Pérou : Des artistes Shipibo exigent le respect de leur savoir

Publié le 6 Décembre 2024

Publié : 03/12/2024

Femmes de l'Association des Artistes Shipibo-Konibo de Cantagallo. Photo de : Shinan Imabo

Le respect de la culture du peuple Shipibo implique de valoriser l'essence de l'art Kené et de le récompenser pour les connaissances et le travail artistique qu'il accomplit.

Servindi, 3 décembre 2024.- Un appel au respect de leurs savoirs ancestraux a été lancé par les femmes de l'Association des Artistes Shipibo-Konibo de Cantagallo, après la polémique déclenchée par la dessinatrice Anís Samanez.

En dialogue avec Servindi, l'artiste Sadith Silvano a assuré que ce respect implique de valoriser l'essence de l'art Kené et de reconnaître une rémunération pour les connaissances et le travail artistique qu'ils accomplissent.

« Les Shipibo sont ouverts au travail en collaboration, mais il doit y avoir du respect, dans le cadre d'un régime contractuel qui garantit une période de travail et une rémunération spécifiques », a déclaré Silvano.

La polémique

Silvano a été le visage le plus visible des artistes Shipibo qui ont été offensés ces derniers jours par les déclarations de la designer Anís Samanez lors de l'événement de mode durable « Orígenes 2024 ».

Dans cet espace, Samanez a exprimé son malaise en racontant une anecdote dans laquelle des artistes Shipibo refusaient de partager gratuitement avec elle leurs connaissances ancestrales en échange de leur expérience en matière de design.

« Je ne vous dirai même pas combien ils voulaient me facturer.

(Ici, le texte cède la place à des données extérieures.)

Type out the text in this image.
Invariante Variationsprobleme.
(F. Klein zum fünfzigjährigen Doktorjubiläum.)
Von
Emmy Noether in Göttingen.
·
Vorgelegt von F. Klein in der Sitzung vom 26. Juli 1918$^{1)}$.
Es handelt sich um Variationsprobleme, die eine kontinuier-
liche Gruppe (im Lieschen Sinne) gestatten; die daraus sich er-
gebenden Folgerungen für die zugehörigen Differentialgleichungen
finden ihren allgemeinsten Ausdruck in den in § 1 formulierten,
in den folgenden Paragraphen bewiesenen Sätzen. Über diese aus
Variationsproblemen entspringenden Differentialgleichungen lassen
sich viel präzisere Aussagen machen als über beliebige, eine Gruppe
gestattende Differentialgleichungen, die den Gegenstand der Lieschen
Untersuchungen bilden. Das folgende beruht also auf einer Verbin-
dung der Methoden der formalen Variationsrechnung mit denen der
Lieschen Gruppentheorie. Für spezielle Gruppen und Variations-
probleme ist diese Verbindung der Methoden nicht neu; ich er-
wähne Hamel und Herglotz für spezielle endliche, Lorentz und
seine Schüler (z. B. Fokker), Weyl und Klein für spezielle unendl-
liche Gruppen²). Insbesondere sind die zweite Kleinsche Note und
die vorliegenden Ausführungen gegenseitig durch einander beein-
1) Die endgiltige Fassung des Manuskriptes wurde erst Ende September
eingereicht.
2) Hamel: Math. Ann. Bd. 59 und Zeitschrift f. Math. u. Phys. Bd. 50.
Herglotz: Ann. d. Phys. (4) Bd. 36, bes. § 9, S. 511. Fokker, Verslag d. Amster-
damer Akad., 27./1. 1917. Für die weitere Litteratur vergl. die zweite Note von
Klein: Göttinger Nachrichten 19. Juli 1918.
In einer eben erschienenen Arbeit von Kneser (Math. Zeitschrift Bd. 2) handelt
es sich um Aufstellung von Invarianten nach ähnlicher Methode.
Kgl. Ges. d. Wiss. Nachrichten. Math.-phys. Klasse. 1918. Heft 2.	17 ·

Je suis aussi Péruvienne, ce n'est pas parce que je suis née sur la côte que je suis moins Péruvienne », a déclaré Samanez, essayant de justifier son droit erroné à accéder gratuitement à ces connaissances.

Son interlocuteur, José Forteza, rédacteur en chef de Vogue Latin America, est allé encore plus loin, soulignant que, sans le travail de designers comme Samanez, les communautés continueraient à « mourir de faim ».

Les déclarations malheureuses des deux ont suscité un rejet immédiat de la part de l’opinion publique, des artistes Shipibo et même du ministère de la Culture (Mincul), qui a déclaré qu’elles allaient « à l’encontre de la valeur culturelle et identitaire du savoir traditionnel de nos frères Shipibo-Konibo ».

Excuses et réponses

Bien que Samanez et Forteza aient exprimé leurs excuses après cet incident, ce fait a suscité une réflexion sur le fait qu'il y a encore ceux qui n'apprécient pas pleinement le travail des peuples indigènes.

Face à cela, l'artiste Shipibo Sadith Silvano a su exprimer l'indignation de son peuple, exigeant le respect de l'art Kené et une juste reconnaissance du travail basé sur leur savoir ancestral.

"Comment peuvent-ils nous demander que ce soit gratuit, si c'est notre travail, c'est notre source de revenus, avec cela nous éduquons nos enfants, nous-mêmes qui suivons des cours, des études", dit Silvano à Servindi.

En plus de la rémunération, Silvano considère qu'il est important que ceux qui souhaitent travailler avec l'art Shipibo reconnaissent et valorisent l'importance des créations Kené, qui sont plus qu'un « simple nom » ou un « design ».

« Le Kené représente l'union et la force du peuple Shipibo-Konibo, où nos ancêtres, grand-mère, mère et fille nous les transmettent de génération en génération pour continuer à cultiver ce savoir », souligne-t-elle.

L'artiste péruvienne Sara Flores, reconnue pour son savoir-faire dans l'art ancien du Kené, présentera l'essence de l'Amazonie lors de l'événement Dior Lady Art 2025.

Silvano reconnaît comme exemple de bonne pratique le travail réalisé par la célèbre marque française Dior en collaboration avec la maîtresse de l'art Shipibo Sara Flores, qui a été chargée de réinterpréter son sac le plus emblématique, le Lady Dior.

"C'est un bel exemple, parce que son image a été respectée, personne ne doit s'en prendre à vous parce que nous sommes propriétaires de ce savoir", a-t-elle considéré.

C'est pourquoi, au-delà des excuses de ceux qui ont cette fois manqué de respect à cette culture, Silvano considère important le soutien du Ministère de la Culture afin qu'aucune autre personne n'attaque leurs connaissances.

« Assez d'abus, nous aimerions que le ministère de la Culture promeuve [l'art Kené] comme patrimoine culturel de l'humanité, ils doivent nous aider à protéger nos connaissances et nos droits culturels. Sinon, nous devrons également nous opposer au ministère », a-t-elle déclaré.